If we’re being completely honest here, I think Skip Bayless might have gradually gone clinically insane over the past week. Six days ago his Cowboys lost because Aaron Rodgers isn’t human, and over these last six days we’ve been seeing the signs of Skip finally losing his mind.
On Wednesday night, completely out of the blue, he tossed this tweet out there. All caps and still not over the loss.
I STILL CAN'T BELIEVE MASON CROSBY BARELY MADE BOTH THOSE SORRY LOOKING FIELD GOALS AND SAVED AARON RODGERS FROM DAK PRESCOTT.
— Skip Bayless (@RealSkipBayless) January 19, 2017
Fine, it’s only 3 days after the game, so I’ll cut him some slack. Some people need a couple of days after a tough loss. But then the next day we start entering psycho territory with another all caps tweet about Mason Crosby.
WOULD SOMEBODY PLEASE EXPLAIN TO ME HOW EITHER ONE OF THOSE MASON CROSBY FIELD GOALS MADE IT OVER THE CROSSBAR OR INSIDE THE UPRIGHT????????

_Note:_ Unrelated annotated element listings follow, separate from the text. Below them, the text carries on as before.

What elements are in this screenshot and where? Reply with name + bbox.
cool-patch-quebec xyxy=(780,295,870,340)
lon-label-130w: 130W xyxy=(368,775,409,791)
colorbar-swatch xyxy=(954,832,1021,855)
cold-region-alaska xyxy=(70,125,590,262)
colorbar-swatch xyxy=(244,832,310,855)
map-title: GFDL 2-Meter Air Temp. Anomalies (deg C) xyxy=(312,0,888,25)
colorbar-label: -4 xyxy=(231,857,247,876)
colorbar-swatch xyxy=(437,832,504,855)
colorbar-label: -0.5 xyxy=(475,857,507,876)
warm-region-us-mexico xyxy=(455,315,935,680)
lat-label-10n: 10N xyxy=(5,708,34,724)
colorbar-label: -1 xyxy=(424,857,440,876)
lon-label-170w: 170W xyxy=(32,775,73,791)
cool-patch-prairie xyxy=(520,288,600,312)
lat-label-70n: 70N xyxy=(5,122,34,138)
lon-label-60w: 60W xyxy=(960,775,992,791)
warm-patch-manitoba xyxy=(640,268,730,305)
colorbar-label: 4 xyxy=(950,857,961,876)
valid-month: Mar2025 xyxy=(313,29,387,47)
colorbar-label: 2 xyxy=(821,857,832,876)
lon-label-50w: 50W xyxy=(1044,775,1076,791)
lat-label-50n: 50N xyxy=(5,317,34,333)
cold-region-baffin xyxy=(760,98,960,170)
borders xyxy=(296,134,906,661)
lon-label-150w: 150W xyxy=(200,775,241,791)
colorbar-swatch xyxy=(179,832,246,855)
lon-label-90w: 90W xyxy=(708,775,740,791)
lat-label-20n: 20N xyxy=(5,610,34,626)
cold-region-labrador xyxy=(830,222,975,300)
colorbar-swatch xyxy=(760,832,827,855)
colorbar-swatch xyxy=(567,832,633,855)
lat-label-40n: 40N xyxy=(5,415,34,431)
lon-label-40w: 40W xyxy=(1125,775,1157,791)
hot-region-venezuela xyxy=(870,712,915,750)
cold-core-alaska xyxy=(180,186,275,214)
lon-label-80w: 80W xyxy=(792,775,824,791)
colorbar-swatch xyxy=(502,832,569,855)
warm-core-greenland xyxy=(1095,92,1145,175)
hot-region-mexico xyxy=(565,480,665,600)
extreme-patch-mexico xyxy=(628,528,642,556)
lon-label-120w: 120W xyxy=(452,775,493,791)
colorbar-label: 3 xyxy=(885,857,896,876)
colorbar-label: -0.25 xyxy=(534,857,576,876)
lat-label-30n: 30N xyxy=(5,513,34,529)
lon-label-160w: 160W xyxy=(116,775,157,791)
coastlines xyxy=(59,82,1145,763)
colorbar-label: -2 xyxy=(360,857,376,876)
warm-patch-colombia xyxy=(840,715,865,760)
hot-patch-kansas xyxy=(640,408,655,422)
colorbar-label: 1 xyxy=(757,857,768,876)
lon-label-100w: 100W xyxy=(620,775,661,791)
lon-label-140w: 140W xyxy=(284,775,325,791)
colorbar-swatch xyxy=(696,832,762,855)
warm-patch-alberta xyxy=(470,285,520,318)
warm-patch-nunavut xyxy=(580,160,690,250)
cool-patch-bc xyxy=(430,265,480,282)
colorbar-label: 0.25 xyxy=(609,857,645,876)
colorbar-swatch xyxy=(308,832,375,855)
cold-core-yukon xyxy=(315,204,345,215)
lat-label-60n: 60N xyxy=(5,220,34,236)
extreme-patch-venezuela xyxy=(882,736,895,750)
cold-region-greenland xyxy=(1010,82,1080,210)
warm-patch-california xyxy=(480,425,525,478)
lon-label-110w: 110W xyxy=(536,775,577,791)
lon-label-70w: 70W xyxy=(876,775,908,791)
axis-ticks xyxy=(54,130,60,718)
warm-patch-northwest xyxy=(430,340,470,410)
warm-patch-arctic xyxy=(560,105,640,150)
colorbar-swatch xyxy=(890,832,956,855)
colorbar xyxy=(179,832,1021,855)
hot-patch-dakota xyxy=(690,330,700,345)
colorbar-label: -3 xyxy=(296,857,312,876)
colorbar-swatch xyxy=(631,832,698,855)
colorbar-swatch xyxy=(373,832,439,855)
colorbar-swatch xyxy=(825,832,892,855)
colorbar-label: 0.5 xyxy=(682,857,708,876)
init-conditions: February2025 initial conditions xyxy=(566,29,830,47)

— Skip Bayless (@RealSkipBayless) January 20, 2017
Now we get through the whole day Friday thinking he’s finally gotten over it. No more caps lock, no more complaining, but of course he comes back with the thunder again last night. This time we’re getting REAL weird. I mean completely off the deep end. Skip has now convinced himself that there was a possibility of dark forces or aliens helping Crosby make his kicks.
HOW DOES A SEASON-CRUSHING FIELD GOAL DUCK-HOOK LEFT THEN SUDDENLY STRAIGHTEN OUT? HAND OF GOD? DARKER FORCES? ALIEN UPRISING? WHY? WHY?
— Skip Bayless (@RealSkipBayless) January 21, 2017
I think we can officially say Skip has lost it.